Aujourd'hui, les États-Unis dépensent pour le spatial environ 50 milliards de dollars par an, en comptant les activités civiles, les activités militaires, ainsi qu'une partie des investissements privés. Au dernier conseil ministériel de l'ESA, en 2019, à Séville, le budget a amené une souscription des États membres de 14,5 milliards d'euros pour trois ans. Il est important de garder en tête ces deux montants pour tenir compte du fait que les budgets dont nous parlons sont très différents. Il ne s'agit pas d'être dans une posture misérabiliste. Ce n'est absolument pas le sujet. L'Europe est aujourd'hui une grande puissance spatiale. Mais fondamentalement, du fait de ce décalage budgétaire, les priorités et les moyens d'action que nous nous donnons sont aussi différents.

Ce différentiel a toujours existé. L'Europe, l'ESA et les différents États membres ont toujours été extrêmement attentifs à avoir une stratégie différenciée en choisissant des sujets sur lesquels nous sommes en mesure d'investir, sans pour autant vouloir systématiquement couvrir l'ensemble des domaines du spatial. Nous sommes bien dans cette stratégie aujourd'hui. Cependant, la dynamique d'investissement mondial autour du spatial est extrêmement forte chez les différents acteurs. L'ambition est donc forte elle aussi autour de cette session ministérielle. L'ESA vise une souscription de 18 milliards d'euros, ce qui est beaucoup et sans doute un peu ambitieux.

Lors du Congrès international d'astronautique qui a eu lieu il y a quelques semaines à Paris et qui a réuni 9 000 personnes, la Première ministre a annoncé un budget total pour le spatial de l'ordre de 9 milliards d'euros pour les trois prochaines années, une augmentation très significative par rapport au budget triennal précédent. C'est la marque d'une forte ambition pour la France et, indirectement, pour l'Europe.

Je voudrais aussi rappeler l'architecture globale. Nous ne sommes pas en train de dire qu'il y aura 9 milliards d'euros dans les trois prochaines années pour l'ESA. En effet, la France a une spécificité dans le concert européen spatial, une capacité d'action autonome assez importante, que vous avez rappelée dans vos propos liminaires. À peu près 50 % du spatial européen – si je caricature à grands traits – est en France, qui dispose aussi d'une agence ayant d'importantes capacités techniques, ce qui n'est pas forcément le cas de tous nos partenaires européens. Il y a toujours eu un équilibre, un choix entre des budgets affectés à l'ESA et des budgets affectés à des programmes multilatéraux entre la France et d'autres partenaires, pas nécessairement européens, et en tout premier lieu avec la NASA, l'agence spatiale américaine. Nous avons un très grand nombre de partenariats avec les États-Unis. Il y a donc un équilibre entre la contribution française à l'ESA et les contributions françaises à des programmes multilatéraux, au travers du CNES et du programme France 2030.
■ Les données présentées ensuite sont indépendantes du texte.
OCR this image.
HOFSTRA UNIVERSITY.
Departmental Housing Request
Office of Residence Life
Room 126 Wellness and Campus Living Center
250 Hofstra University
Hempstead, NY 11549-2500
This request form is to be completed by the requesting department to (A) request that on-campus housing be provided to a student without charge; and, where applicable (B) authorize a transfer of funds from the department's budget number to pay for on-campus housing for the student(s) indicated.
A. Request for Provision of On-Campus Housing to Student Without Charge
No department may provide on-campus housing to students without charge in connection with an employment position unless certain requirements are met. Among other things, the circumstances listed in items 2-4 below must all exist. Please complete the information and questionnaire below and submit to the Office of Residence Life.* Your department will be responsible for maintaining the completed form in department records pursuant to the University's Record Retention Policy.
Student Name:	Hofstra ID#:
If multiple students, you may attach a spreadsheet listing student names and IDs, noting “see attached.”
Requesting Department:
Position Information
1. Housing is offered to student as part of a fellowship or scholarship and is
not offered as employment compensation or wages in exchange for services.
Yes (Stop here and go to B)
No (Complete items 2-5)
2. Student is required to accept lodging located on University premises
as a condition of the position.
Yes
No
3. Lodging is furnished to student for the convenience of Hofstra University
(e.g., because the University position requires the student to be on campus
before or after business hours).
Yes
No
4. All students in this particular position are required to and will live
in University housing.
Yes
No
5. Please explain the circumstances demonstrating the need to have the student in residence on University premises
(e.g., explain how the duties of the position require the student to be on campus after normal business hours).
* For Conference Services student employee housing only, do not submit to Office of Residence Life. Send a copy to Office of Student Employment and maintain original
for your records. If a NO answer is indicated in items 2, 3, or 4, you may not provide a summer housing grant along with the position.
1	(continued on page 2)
Un ensemble d'outils sont aujourd'hui disponibles. Au-delà de l'ambition budgétaire posée par le gouvernement, il faut regarder pour chaque sujet le meilleur moyen de dépenser l'argent national. Quel sera le meilleur effet de levier ? Dans quel cadre va-t-on agir pour maximiser les retours pour la France et pour l'Europe ?

La préparation de la conférence ministérielle bat son plein. Cela fait des mois que nous travaillons, au sein de l'ESA, à la préparation des différentes résolutions, des différents programmes qui vont être décidés. À côté de cela, un travail national se fait conjointement entre l'État et les industriels au sein du Comité de concertation entre l'État et l'industrie dans le domaine spatial (COSPACE), mais aussi avec la communauté scientifique. Je rappelle que les scientifiques sont nos « grands clients » du spatial. Je veux parler des scientifiques travaillant aussi bien sur l'exploration, les sciences de l'univers que sur l'observation de la Terre, qui sont des sujets absolument majeurs pour les questions de climat. Quelques jours nous séparent désormais de la conférence ministérielle. Le plus gros du travail a été fait, mais un certain nombre d'interactions restent à mener.
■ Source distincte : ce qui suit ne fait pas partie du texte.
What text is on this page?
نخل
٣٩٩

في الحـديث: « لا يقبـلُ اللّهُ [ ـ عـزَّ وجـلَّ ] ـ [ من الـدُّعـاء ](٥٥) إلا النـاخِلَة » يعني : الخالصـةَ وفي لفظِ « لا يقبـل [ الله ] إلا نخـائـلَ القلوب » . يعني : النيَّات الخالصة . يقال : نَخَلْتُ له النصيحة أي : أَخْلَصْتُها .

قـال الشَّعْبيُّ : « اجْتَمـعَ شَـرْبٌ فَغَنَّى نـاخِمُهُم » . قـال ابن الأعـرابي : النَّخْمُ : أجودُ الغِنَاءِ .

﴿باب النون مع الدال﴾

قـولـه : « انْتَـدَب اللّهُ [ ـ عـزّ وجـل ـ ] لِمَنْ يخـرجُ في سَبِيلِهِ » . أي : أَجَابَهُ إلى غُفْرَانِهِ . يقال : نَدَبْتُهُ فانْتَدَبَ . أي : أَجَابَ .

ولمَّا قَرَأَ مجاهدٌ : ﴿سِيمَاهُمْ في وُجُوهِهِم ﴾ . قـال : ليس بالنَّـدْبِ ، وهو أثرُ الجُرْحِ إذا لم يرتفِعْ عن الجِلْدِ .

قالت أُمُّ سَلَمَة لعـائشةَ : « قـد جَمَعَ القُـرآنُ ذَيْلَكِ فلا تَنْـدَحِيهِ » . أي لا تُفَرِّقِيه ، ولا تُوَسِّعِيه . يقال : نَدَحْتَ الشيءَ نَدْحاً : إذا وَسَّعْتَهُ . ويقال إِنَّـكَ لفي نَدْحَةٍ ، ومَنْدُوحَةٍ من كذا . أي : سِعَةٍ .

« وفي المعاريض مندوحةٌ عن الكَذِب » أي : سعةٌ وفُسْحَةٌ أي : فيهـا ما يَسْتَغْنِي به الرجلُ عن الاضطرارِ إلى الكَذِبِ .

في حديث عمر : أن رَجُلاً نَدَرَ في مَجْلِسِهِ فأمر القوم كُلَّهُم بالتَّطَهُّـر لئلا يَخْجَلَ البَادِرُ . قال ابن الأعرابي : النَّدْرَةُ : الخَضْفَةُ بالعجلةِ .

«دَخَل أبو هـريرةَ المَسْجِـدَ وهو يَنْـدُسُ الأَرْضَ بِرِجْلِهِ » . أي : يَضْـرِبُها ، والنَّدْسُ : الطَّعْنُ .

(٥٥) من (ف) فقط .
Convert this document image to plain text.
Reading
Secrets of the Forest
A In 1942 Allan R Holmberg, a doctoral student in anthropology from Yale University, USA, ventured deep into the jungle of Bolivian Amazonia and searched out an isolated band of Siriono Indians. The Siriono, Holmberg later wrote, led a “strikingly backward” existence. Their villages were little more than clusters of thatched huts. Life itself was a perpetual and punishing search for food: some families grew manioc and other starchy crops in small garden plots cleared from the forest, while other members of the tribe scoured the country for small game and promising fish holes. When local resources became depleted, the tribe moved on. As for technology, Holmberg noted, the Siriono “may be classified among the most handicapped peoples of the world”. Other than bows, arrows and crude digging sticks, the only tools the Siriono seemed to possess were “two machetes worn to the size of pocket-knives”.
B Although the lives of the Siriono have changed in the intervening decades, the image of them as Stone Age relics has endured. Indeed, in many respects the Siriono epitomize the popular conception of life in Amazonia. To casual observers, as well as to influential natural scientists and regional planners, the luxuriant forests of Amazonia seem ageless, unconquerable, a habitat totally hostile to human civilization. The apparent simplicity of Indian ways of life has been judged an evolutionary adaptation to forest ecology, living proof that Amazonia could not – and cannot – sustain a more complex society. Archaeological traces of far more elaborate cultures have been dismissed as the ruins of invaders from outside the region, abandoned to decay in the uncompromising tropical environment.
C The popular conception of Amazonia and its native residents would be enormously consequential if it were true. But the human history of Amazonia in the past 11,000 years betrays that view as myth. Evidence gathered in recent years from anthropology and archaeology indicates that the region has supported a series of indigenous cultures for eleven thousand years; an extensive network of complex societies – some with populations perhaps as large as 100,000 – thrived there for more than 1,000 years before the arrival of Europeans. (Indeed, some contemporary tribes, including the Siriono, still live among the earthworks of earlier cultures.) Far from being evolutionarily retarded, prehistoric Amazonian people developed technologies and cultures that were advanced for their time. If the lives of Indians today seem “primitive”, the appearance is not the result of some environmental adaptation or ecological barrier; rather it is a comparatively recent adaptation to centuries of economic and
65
Je ne suis pas en mesure d'estimer ce que pourraient être les contributions françaises, mais il me semble qu'aujourd'hui nous sommes dans une dynamique très positive, notamment grâce au montant annoncé par la Première ministre, qui permettra non seulement d'assurer une bonne contribution française à l'ESA mais aussi de relancer un certain nombre de projets multilatéraux avec les États-Unis, l'Inde et nos grands partenaires internationaux ; ces projets sont absolument cruciaux et sont très fortement attendus par la communauté scientifique nationale.
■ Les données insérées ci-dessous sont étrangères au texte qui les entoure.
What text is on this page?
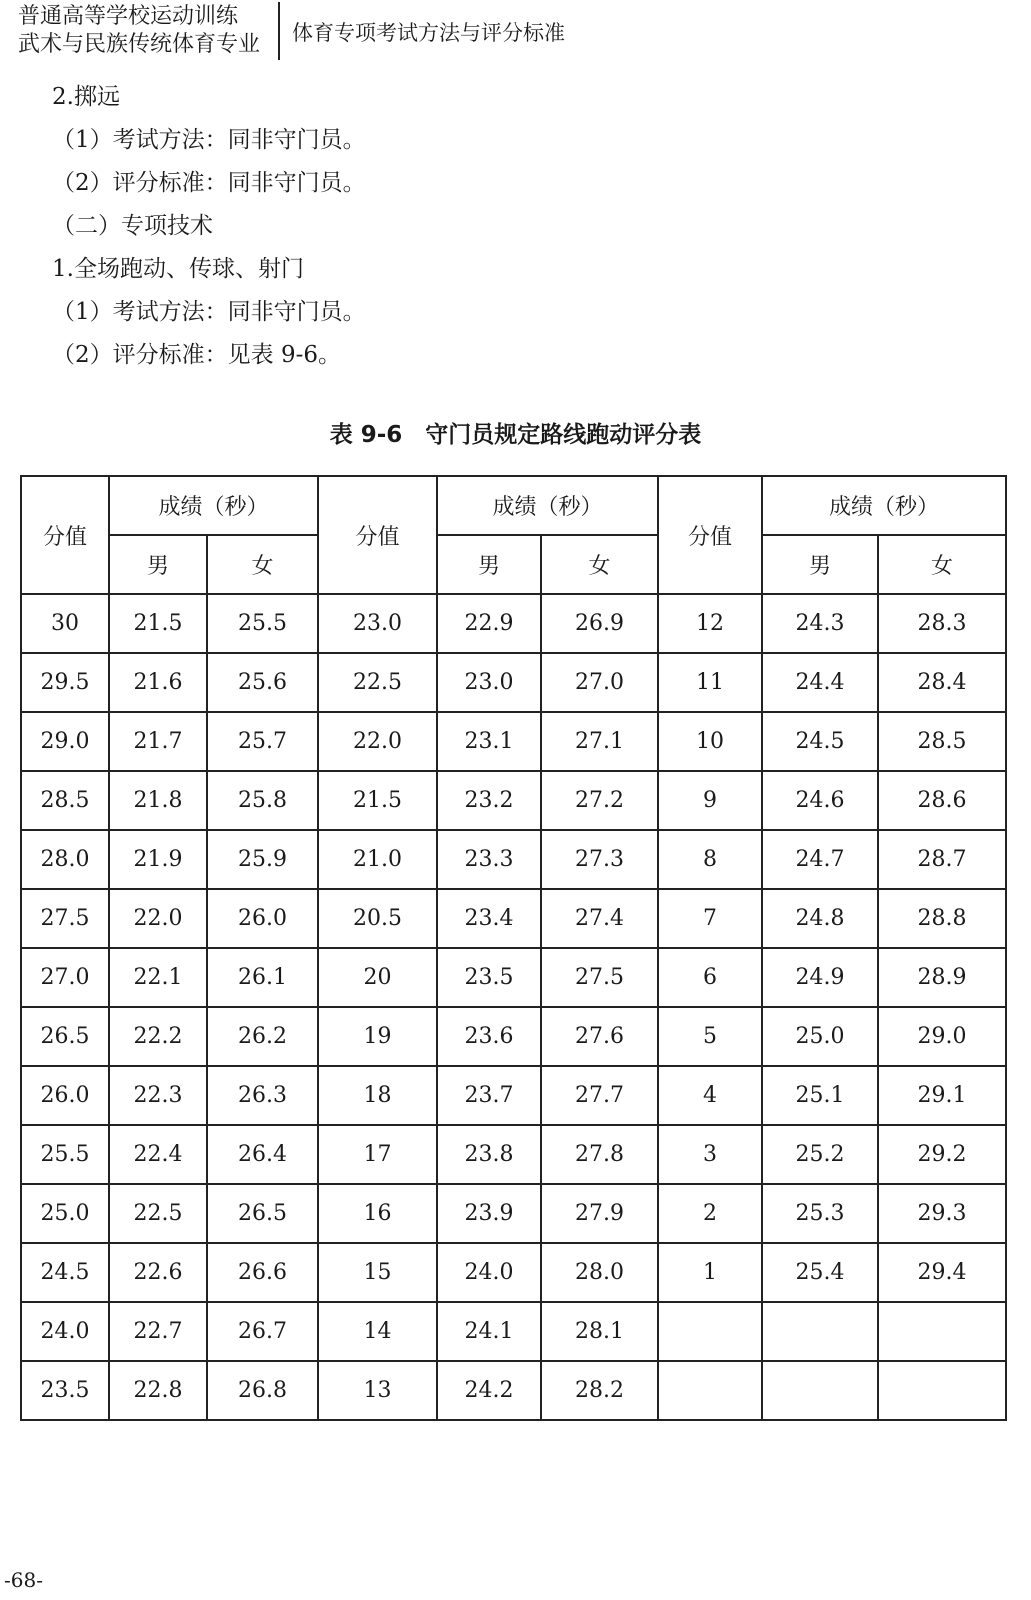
普通高等学校运动训练
武术与民族传统体育专业 体育专项考试方法与评分标准
2.掷远
（1）考试方法：同非守门员。
（2）评分标准：同非守门员。
（二）专项技术
1.全场跑动、传球、射门
（1）考试方法：同非守门员。
（2）评分标准：见表 9-6。
表 9-6　守门员规定路线跑动评分表
分值	成绩（秒）		分值	成绩（秒）		分值	成绩（秒）	
	男	女		男	女		男	女
30	21.5	25.5	23.0	22.9	26.9	12	24.3	28.3
29.5	21.6	25.6	22.5	23.0	27.0	11	24.4	28.4
29.0	21.7	25.7	22.0	23.1	27.1	10	24.5	28.5
28.5	21.8	25.8	21.5	23.2	27.2	9	24.6	28.6
28.0	21.9	25.9	21.0	23.3	27.3	8	24.7	28.7
27.5	22.0	26.0	20.5	23.4	27.4	7	24.8	28.8
27.0	22.1	26.1	20	23.5	27.5	6	24.9	28.9
26.5	22.2	26.2	19	23.6	27.6	5	25.0	29.0
26.0	22.3	26.3	18	23.7	27.7	4	25.1	29.1
25.5	22.4	26.4	17	23.8	27.8	3	25.2	29.2
25.0	22.5	26.5	16	23.9	27.9	2	25.3	29.3
24.5	22.6	26.6	15	24.0	28.0	1	25.4	29.4
24.0	22.7	26.7	14	24.1	28.1			
23.5	22.8	26.8	13	24.2	28.2			
-68-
Parmi les grands enjeux programmatiques aujourd'hui sur la table, nous comptons la question des lanceurs, qui a été abordée dans vos propos liminaires. La précédente conférence ministérielle a vu la contribution française connaître un pic sur les lanceurs, ce qui correspondait à un besoin de financement très élevé autour d'Ariane 6. L'enveloppe budgétaire avec laquelle nous travaillons étant contrainte, un certain nombre d'autres budgets ont été assez fortement comprimés, en particulier ceux des programmes d'observation de la Terre.

La conférence ministérielle qui s'annonce sera probablement le moment d'un rééquilibrage, avec des besoins de financement relatifs aux lanceurs qui sont sans doute un peu moindres – même si Ariane 6 n'a pas encore volé, nous sommes aujourd'hui en fin de développement. Nous aurons ainsi la capacité de réorienter une partie importante des financements vers des questions cruciales pour nos concitoyens et qui correspondent à des besoins des scientifiques travaillant autour de ces enjeux fondamentaux que sont le climat et l'observation de la Terre.

Pour conclure mon propos liminaire, je voudrais insister sur le fait qu'un de nos très grands enjeux aujourd'hui est le développement du New space. On voit apparaître de très nombreux nouveaux projets d'acteurs qui ne sont pas des acteurs traditionnels du spatial. Il ne s'agit pas du tout d'abandonner nos grands champions. La France a la chance d'avoir les trois grands prime européens, qui ont une très forte empreinte nationale : Airbus, Thales et ArianeGroup. Notre idée n'est pas du tout d'arrêter de les soutenir ou de travailler avec eux.

Mais nous considérons qu'il y a des opportunités absolument incroyables pour les entrepreneurs qui sont aujourd'hui massivement présents dans le spatial et qui sont aussi là, autour de la table. Il est essentiel d'arriver à les soutenir et à les faire participer à nos petits et à nos grands programmes de demain. C'est un objectif majeur, que ce soit au travers des financements nationaux du CNES ou au travers de l'ESA, en mobilisant France 2030 qui est tout à fait propre à cela. Je vous remercie.